I touch his back and arm. “Can you still move?”
He grabs the oar and starts to paddle. “Well enough to get home. It just stings.”
I reach into the sea and scoop water into my hand and onto his back. “This will sting worse.”
He chuckles as the seawater washes the blood off his skin. “It really did. Do it again.”
“I will clean it when we get home,” I promise, deciding that using that word about the village doesn’t feel all that unnatural.
“Very good,” Crat'ax says as he looks up and around, scanning for more dactyls as he speeds up the paddling. “It won’t be long.”
He’s not completely right. We’re clearly paddling against the current, and it takes us much longer to get back than to get out here in the first place. I offer to take turns paddling, but whenCrat'ax lets me hold the oar, it’s so heavy that I realize I can’t really work with it.
Instead, I keep his morale up with tales of how heroic he is, how wonderful a warrior he is, and how I will reward him later.
We enter the bay and paddle towards the village in stilts. In the distance, I spot the mysterious platform. There are two men there now, sitting in a canoe and looking like they’re checking on whatever it is they’re keeping there. Again, I shudder.

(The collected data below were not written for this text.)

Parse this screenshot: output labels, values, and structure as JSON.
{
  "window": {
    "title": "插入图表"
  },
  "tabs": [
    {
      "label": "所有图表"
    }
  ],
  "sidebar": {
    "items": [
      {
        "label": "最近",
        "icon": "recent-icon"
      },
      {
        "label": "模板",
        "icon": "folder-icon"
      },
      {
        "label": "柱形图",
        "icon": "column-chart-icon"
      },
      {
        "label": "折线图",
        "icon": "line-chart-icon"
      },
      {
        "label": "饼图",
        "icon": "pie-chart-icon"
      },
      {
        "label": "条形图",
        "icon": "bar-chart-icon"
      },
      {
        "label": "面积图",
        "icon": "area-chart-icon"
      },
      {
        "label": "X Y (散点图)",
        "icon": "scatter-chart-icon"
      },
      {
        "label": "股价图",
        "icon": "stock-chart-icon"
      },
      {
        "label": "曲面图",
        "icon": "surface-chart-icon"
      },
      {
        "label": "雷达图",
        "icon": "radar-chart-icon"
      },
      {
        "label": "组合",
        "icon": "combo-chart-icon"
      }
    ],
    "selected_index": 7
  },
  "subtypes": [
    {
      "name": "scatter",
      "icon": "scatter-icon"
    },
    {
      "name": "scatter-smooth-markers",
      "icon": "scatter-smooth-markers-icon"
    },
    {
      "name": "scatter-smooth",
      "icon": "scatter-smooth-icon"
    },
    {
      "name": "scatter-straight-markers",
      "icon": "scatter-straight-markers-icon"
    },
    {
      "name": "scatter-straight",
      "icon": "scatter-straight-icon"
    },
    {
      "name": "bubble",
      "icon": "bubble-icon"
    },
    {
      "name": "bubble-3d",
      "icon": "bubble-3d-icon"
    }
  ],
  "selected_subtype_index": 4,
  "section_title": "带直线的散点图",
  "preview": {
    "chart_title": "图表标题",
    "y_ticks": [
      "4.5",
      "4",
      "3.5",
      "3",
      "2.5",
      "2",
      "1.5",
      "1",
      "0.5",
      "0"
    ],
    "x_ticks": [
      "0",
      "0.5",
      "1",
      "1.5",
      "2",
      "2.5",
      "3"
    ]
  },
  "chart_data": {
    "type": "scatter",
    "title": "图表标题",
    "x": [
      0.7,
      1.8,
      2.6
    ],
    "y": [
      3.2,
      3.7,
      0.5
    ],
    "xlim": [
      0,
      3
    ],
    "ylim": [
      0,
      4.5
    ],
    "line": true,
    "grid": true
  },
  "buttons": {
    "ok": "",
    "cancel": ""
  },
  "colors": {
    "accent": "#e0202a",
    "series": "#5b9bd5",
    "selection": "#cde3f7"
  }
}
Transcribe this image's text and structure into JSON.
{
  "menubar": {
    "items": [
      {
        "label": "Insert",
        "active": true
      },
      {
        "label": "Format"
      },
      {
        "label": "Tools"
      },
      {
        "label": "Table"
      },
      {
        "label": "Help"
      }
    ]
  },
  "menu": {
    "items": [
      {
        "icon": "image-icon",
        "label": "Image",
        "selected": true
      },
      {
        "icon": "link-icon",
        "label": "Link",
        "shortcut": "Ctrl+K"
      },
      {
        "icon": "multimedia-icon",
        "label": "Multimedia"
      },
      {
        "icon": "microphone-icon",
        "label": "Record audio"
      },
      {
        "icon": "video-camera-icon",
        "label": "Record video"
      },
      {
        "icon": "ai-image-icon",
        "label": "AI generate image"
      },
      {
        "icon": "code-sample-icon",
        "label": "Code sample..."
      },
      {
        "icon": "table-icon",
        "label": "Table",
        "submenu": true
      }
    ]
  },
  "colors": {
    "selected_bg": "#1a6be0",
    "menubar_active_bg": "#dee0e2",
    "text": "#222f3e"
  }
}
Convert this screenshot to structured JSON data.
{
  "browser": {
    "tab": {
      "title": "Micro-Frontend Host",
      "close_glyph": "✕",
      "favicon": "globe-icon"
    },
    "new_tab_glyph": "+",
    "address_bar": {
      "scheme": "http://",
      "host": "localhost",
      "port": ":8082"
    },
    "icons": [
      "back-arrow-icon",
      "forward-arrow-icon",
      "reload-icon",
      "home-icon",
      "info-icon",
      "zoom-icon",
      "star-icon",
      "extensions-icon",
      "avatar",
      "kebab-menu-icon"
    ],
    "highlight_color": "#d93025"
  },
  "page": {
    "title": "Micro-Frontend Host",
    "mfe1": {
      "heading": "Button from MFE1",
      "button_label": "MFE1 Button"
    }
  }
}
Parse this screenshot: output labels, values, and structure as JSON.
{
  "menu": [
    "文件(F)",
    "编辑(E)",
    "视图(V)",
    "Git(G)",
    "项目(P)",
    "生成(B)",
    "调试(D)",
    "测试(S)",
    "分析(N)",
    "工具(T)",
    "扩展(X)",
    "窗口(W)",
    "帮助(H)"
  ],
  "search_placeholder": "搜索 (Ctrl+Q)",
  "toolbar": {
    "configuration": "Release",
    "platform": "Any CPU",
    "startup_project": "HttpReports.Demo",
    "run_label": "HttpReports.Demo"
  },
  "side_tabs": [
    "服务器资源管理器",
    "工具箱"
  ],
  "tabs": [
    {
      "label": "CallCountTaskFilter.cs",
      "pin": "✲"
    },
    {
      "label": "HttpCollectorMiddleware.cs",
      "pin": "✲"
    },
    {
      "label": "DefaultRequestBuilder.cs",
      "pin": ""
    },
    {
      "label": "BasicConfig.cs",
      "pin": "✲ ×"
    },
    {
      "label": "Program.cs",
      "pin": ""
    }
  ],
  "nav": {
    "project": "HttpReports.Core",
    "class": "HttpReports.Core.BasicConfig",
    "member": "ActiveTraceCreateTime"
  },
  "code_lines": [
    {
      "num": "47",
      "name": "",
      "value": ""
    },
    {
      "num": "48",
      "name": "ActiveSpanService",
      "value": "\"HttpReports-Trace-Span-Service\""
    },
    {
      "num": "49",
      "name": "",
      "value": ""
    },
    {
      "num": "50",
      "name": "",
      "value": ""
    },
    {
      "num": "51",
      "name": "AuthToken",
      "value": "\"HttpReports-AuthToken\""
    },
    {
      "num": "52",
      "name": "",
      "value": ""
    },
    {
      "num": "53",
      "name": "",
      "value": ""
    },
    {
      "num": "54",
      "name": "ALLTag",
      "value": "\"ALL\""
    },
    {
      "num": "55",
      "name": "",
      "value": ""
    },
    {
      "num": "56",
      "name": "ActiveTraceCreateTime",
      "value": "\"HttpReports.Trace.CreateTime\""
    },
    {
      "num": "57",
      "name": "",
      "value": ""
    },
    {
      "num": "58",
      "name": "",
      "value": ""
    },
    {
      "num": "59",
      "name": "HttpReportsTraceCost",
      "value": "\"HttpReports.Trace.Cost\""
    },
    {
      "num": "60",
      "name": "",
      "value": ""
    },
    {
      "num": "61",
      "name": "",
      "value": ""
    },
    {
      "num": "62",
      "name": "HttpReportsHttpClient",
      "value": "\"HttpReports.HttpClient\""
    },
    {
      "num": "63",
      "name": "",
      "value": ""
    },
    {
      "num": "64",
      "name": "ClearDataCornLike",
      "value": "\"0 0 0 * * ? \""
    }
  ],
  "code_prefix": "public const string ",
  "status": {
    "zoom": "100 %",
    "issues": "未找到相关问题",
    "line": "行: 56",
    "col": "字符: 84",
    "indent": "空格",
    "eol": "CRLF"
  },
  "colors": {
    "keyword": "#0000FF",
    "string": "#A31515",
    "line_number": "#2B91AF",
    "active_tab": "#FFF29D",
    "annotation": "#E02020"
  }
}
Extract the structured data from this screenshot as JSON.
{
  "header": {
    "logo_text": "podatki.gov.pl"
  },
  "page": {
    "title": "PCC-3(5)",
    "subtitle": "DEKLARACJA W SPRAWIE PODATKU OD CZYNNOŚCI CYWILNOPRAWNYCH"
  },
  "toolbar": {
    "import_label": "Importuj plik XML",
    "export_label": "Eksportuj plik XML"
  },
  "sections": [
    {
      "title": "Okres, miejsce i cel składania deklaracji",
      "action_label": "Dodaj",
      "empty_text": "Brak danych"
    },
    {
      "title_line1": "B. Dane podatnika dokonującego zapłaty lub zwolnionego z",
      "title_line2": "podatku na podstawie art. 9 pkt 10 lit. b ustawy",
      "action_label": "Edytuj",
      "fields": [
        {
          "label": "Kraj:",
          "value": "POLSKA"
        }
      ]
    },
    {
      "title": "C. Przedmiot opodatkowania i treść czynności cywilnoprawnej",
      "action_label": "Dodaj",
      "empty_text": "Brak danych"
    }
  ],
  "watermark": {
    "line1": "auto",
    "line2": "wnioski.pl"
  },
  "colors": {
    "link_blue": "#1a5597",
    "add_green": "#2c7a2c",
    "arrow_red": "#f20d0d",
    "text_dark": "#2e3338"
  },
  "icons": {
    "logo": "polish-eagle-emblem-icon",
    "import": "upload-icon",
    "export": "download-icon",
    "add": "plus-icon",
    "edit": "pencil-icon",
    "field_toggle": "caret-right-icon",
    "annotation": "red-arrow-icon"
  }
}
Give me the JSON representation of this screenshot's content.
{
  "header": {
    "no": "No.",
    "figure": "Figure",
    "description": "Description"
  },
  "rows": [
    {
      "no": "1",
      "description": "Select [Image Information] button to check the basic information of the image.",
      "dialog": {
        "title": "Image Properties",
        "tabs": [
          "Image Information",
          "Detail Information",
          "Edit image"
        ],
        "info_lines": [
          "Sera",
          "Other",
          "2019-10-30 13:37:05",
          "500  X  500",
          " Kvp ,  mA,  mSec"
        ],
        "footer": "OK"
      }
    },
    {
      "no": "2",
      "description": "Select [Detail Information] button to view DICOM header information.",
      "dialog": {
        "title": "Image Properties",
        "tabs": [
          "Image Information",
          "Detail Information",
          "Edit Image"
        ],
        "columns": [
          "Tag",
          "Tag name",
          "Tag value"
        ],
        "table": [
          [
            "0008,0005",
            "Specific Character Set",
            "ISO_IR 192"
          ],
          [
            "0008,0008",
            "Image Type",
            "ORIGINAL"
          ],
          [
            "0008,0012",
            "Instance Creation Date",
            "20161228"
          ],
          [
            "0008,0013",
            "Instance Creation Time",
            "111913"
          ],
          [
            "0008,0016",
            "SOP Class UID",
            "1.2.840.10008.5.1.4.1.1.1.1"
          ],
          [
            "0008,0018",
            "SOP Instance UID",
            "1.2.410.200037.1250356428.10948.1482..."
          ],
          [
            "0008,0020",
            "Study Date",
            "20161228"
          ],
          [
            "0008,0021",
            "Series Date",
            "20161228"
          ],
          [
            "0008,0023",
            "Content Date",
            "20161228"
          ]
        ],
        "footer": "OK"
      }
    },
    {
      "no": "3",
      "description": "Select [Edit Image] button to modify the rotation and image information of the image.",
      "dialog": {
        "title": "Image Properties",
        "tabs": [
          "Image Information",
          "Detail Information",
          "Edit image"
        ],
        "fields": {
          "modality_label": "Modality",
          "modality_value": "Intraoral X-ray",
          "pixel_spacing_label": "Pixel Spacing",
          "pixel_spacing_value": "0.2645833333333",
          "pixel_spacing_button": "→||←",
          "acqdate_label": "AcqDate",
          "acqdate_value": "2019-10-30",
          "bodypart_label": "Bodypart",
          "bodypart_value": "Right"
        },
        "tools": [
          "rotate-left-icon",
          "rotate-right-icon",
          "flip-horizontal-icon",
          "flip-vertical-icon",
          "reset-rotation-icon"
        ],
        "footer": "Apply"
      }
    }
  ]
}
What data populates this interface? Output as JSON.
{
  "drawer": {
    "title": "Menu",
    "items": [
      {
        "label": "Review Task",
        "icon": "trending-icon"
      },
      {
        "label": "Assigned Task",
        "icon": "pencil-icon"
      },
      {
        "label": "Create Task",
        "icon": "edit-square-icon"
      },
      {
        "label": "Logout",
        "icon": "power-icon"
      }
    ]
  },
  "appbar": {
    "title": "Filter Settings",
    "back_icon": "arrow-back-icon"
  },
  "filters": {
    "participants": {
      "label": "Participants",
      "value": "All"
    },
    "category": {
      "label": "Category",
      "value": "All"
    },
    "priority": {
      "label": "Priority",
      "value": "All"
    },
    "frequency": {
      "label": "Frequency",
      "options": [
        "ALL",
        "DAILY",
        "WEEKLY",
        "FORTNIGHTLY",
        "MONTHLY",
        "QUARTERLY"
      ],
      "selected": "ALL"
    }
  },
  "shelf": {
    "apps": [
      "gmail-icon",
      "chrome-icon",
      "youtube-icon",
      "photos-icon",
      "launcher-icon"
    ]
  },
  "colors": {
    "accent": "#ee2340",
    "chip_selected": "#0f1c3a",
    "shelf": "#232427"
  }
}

Crat'ax turns his head and follows my gaze. “Ah. Hopefully that will soon be gone.”
“Gone?” I echo.
He nods, and his jaw tightens. “I will talk to the men. After the splix run.”
The canoe on the platform rocks gently as one of the men rises and adjusts something out of sight. I can’t see what they’re doing, only that whatever it is requires ropes and care.
“What is it?” I ask.
Crat'ax doesn’t answer at once. He keeps paddling, his eyes on the water ahead.
“Something dangerous,” he says finally, in a voice that tells me he’s not going to say.
The village comes closer. The stilts rise from the water like welcoming arms. But I don’t feel entirely sure what I’m being brought home to.
17
- Crat'ax-
Morning light slips through a space between two planks of our hut and falls across Callie’s hair. She sleeps on her side, one arm flung over my chest as if she expects me to vanish if she lets go. Her breath is slow and warm against my skin.
I lie still. I do not want to wake her yet.
A bruise darkens my shoulder where the dactyl’s talons caught me. Callie cleaned it last night with care and quiet anger, as if she blamed the wound itself for daring to exist. When she finished, she kissed it—soft and serious—then rested her head on my chest again. I have not told her how much that simple gesture unsettled me, in the best possible way.
She stirs now and blinks up at me. “What are you staring at?”
“I am checking that you are still real,” I say.
She rubs her eyes. “I was hoping for something more flattering.”